CIC bioGUNE research finds the propensity to consume sugar in a genetic anomaly

Recent research has found that individuals with a genetic abnormality in the digestion process eat less cakes, sweets and chocolate, which could be crucial in assisting the general population to reduce sugar consumption.

The international study, published in the journal Gastroenterology, reveals that genetic alterations in the sucrase-isomaltase (SI) gene are linked to consumption and preference for foods high in sucrose.

An international team of scientists has found that mice lacking the sucrase-isomaltase (SI) gene have a reduced intake and preference for sucrose in the diet, a rapidly developing tendency linked to an inability to regulate appetite hormones. This has been confirmed in large population-based cohorts, which have shown that people with genetic defects in sucrose digestion consume less cakes, pastries, candy and chocolate, and prefer foods less as their sucrose content increases.

The work provides new genetic insights into dietary preferences and opens up the possibility of targeting the SI gene to selectively reduce sucrose intake at the population level.

The study was led by Dr Peter Aldiss, now at the University of Nottingham Medical School, together with co-lead authors Ikerbasque Research Professor Mauro D’Amato from CIC bioGUNE – a BRTA member – and LUM University, and Dr Mette K Andersen from the Novo Nordisk Foundation Centre for Basic Metabolism Research.

The group of specialists began studying feeding behaviours in mice without the SI gene, experiencing a rapid decrease in intake and an inclination towards sucrose. This was corroborated in two large population groups including 6,000 people in Greenland and 134,766 in the UK Biobank.

The team adopted a nutrigenetic approach to understand how genetic variation in the SI gene impacts sucrose intake and preference in humans. Surprisingly, individuals in Greenland with a complete inability to digest sucrose consumed significantly less sucrose-rich foods, while people in the UK with a defective and partially functional SI gene showed less preference for these foods.

Dr Aldiss says: ‘Excess calories from sugar are a proven contributor to obesity and type 2 diabetes. In the UK, we consume between 9% and 12% of our dietary intake in free sugars, such as sucrose, and 79% of the population consume up to 3 sugary snacks a day. Our study suggests that genetic variation in our ability to digest sucrose may impact not only how much we eat, but also how much we like sugary foods, thus opening up the possibility of targeting the SI gene to selectively reduce sucrose consumption at a population level.’
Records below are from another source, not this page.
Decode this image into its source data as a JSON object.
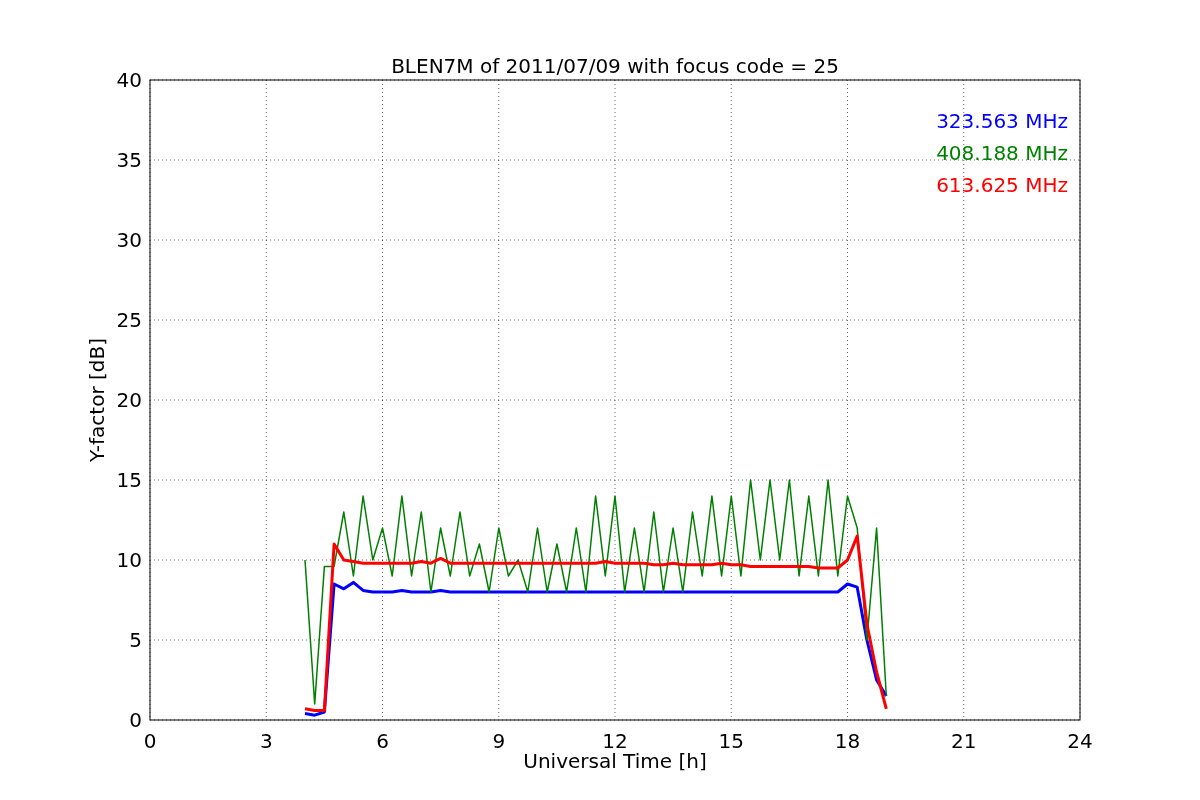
{
  "chart_data": {
    "type": "line",
    "title": "BLEN7M of 2011/07/09 with focus code = 25",
    "xlabel": "Universal Time [h]",
    "ylabel": "Y-factor [dB]",
    "xlim": [
      0,
      24
    ],
    "ylim": [
      0,
      40
    ],
    "xticks": [
      0,
      3,
      6,
      9,
      12,
      15,
      18,
      21,
      24
    ],
    "yticks": [
      0,
      5,
      10,
      15,
      20,
      25,
      30,
      35,
      40
    ],
    "grid": true,
    "x": [
      4,
      4.25,
      4.5,
      4.75,
      5,
      5.25,
      5.5,
      5.75,
      6,
      6.25,
      6.5,
      6.75,
      7,
      7.25,
      7.5,
      7.75,
      8,
      8.25,
      8.5,
      8.75,
      9,
      9.25,
      9.5,
      9.75,
      10,
      10.25,
      10.5,
      10.75,
      11,
      11.25,
      11.5,
      11.75,
      12,
      12.25,
      12.5,
      12.75,
      13,
      13.25,
      13.5,
      13.75,
      14,
      14.25,
      14.5,
      14.75,
      15,
      15.25,
      15.5,
      15.75,
      16,
      16.25,
      16.5,
      16.75,
      17,
      17.25,
      17.5,
      17.75,
      18,
      18.25,
      18.5,
      18.75,
      19
    ],
    "series": [
      {
        "name": "323.563 MHz",
        "color": "#0000ff",
        "values": [
          0.4,
          0.3,
          0.5,
          8.5,
          8.2,
          8.6,
          8.1,
          8,
          8,
          8,
          8.1,
          8,
          8,
          8,
          8.1,
          8,
          8,
          8,
          8,
          8,
          8,
          8,
          8,
          8,
          8,
          8,
          8,
          8,
          8,
          8,
          8,
          8,
          8,
          8,
          8,
          8,
          8,
          8,
          8,
          8,
          8,
          8,
          8,
          8,
          8,
          8,
          8,
          8,
          8,
          8,
          8,
          8,
          8,
          8,
          8,
          8,
          8.5,
          8.3,
          5,
          2.5,
          1.5
        ]
      },
      {
        "name": "408.188 MHz",
        "color": "#008000",
        "values": [
          10,
          1,
          9.6,
          9.6,
          13,
          9,
          14,
          10,
          12,
          9,
          14,
          9,
          13,
          8,
          12,
          9,
          13,
          9,
          11,
          8,
          12,
          9,
          10,
          8,
          12,
          8,
          11,
          8,
          12,
          8,
          14,
          9,
          14,
          8,
          12,
          8,
          13,
          8,
          12,
          8,
          13,
          9,
          14,
          9,
          14,
          9,
          15,
          10,
          15,
          10,
          15,
          9,
          14,
          9,
          15,
          9,
          14,
          12,
          5,
          12,
          1.5
        ]
      },
      {
        "name": "613.625 MHz",
        "color": "#ff0000",
        "values": [
          0.7,
          0.6,
          0.6,
          11,
          10,
          9.9,
          9.8,
          9.8,
          9.8,
          9.8,
          9.8,
          9.8,
          9.9,
          9.8,
          10.1,
          9.8,
          9.8,
          9.8,
          9.8,
          9.8,
          9.8,
          9.8,
          9.8,
          9.8,
          9.8,
          9.8,
          9.8,
          9.8,
          9.8,
          9.8,
          9.8,
          9.9,
          9.8,
          9.8,
          9.8,
          9.8,
          9.7,
          9.7,
          9.8,
          9.7,
          9.7,
          9.7,
          9.7,
          9.8,
          9.7,
          9.7,
          9.6,
          9.6,
          9.6,
          9.6,
          9.6,
          9.6,
          9.6,
          9.5,
          9.5,
          9.5,
          10,
          11.5,
          6,
          3,
          0.7
        ]
      }
    ]
  }
}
‘We continue to expand our understanding of the relevance of sucrase-isomaltase to people’s health, as we had previously shown that defective forms of this gene also affect the risk of irritable bowel syndrome (a common functional disorder affecting up to 10% of the population) and the response to its dietary treatment with carbohydrate-reducing diets,’ highlights Prof D’Amato.

In the future, understanding how defects in the SI gene act to reduce intake and preference for sucrose in the diet will facilitate the development of new therapies to help reduce sucrose consumption at the population level and improve digestive and metabolic health, the authors concluded.